Once we disable SELECT SUM() for 3 aggregations, it will speed up greatly, but it will destroy the degree of having a relational database.

We use the PG plugin (https:/ /www.npmjs.com/package/pg) Run queries on NodeJS to connect and run queries on the database

How can we speed up the query? What additional steps can we take? We have indexed the database and all fields seem to be indexed correctly, but still not fast enough.

Any help, comments and/or suggestions are appreciated.

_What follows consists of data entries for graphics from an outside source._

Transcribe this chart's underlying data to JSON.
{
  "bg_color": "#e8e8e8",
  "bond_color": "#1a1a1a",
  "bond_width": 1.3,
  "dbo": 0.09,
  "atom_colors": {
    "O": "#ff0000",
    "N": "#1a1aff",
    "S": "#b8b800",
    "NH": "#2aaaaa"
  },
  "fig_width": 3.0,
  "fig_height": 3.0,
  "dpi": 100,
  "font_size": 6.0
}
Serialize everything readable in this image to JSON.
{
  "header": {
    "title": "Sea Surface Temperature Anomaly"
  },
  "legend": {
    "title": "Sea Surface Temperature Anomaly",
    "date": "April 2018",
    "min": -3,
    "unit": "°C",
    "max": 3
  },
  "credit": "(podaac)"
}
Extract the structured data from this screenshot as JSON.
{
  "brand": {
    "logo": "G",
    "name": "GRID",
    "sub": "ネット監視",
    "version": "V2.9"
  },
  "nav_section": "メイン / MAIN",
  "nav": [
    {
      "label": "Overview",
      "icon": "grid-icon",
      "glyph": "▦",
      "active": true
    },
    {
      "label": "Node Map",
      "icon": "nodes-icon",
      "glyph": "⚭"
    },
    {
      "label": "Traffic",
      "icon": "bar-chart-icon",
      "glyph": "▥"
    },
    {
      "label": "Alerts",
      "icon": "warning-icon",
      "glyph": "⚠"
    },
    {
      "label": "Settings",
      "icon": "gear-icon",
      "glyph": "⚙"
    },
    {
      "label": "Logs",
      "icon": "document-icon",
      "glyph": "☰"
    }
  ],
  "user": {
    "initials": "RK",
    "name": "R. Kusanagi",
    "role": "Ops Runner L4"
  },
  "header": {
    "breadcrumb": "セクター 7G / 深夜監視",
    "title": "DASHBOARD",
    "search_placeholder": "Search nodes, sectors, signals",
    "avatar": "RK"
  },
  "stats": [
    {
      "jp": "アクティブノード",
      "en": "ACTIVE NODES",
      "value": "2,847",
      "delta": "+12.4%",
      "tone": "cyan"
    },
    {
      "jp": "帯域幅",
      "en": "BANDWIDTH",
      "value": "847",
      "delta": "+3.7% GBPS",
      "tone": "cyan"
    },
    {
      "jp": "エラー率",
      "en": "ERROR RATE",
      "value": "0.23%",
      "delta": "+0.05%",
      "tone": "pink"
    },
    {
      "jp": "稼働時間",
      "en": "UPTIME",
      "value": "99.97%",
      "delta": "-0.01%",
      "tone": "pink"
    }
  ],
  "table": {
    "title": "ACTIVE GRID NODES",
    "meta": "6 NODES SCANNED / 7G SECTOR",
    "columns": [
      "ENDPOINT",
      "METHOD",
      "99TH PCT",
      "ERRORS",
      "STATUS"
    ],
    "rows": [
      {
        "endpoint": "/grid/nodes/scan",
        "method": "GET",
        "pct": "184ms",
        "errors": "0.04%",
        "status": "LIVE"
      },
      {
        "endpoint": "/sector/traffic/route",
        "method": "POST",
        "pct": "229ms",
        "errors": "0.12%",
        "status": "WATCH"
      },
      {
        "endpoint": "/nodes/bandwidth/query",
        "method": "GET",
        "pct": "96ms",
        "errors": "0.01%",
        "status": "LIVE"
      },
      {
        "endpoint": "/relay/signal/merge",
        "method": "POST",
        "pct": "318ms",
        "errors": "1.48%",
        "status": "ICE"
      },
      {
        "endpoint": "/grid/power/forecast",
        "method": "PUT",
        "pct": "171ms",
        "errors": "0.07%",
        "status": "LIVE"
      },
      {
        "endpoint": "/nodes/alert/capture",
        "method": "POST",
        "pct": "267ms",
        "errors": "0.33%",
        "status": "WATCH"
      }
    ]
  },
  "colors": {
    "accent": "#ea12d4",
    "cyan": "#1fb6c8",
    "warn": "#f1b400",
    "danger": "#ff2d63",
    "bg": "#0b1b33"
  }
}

Nested loops with aggregation are usually a bad thing. The following should avoid this. (Untested; SQLFiddle will help.) Give me a spin and let me know. I'm curious How the engine uses window function filters.

WITH security
AS (
SELECT HE.fs_perm_sec_id
, HE.TICKER_EXCHANGE< br />, HE.proper_name
, OP.shares_outstanding
, OP.price_date
FROM own_prices AS OP
JOIN h_security_ticker_exchange AS HE
ON OP.fs_perm_sec_id = HE. fs_perm_sec_id
JOIN h_entity_sector AS HES
ON HES.factset_entity_id = HE.factset_entity_id
WHERE HE.ticker_exchange ='PG-NYS'
)
SELECT SE.fs_perm_sec_id
, SE.TICKER_EXCHANGE
, SE.proper_name
, SE.shares_outstanding
, S.stake_holdings
, IHT.top_10_inst_holdings
, OIH.inst_holdings
FROM security SE
JOIN (
SELECT S.fs_perm_sec_id
, S UM(S.POSITION) AS stake_holdings
FROM OWN_STAKES_HOLDINGS AS S
WHERE S.fs_perm_sec_id IN (
SELECT fs_perm_sec_id
FROM security
)
AND S. POSITION> 0
GROUP BY S.fs_perm_sec_id
) AS S
ON SE.fs_perm_sec_id = S.fs_perm_sec_id
JOIN (
SELECT IHT.FS_PERM_SEC_ID
, SUM(IHT.CURRENT_HOLDINGS) AS top_10_inst_holdings
FROM OWN_INST_HOLDINGS AS IHT
WHERE IHT.FS_PERM_SEC_ID IN (
SELECT fs_perm_sec_id
FROM security
)
) OVER (
PARTITION BY IHT.FS_PERM_SEC_ID
ORDER BY IHT.CURRENT_HOLDINGS DESC
) <= 10
GROUP BY IHT.FS_PERM_SEC_ID
) AS IHT
ON SE.fs_perm_sec_id = IHT.fs_perm_sec_id
JOIN (
SELECT S.fs_perm_sec_id
, SUM(OIH.current_holdings) AS inst_holdings
FROM own_inst_holdings AS OI
WHERE OIH.fs_perm_sec_id IN (
SELECT fs_perm_sec_id
FROM security
)
GROUP BY OIH.fs_perm_sec_id
) AS OIH
ON SE. fs_perm_sec_id = OIH.fs_perm_sec_id
ORDER BY SE.price_date
LIMIT 1

Leave a Comment

Your email address will not be published.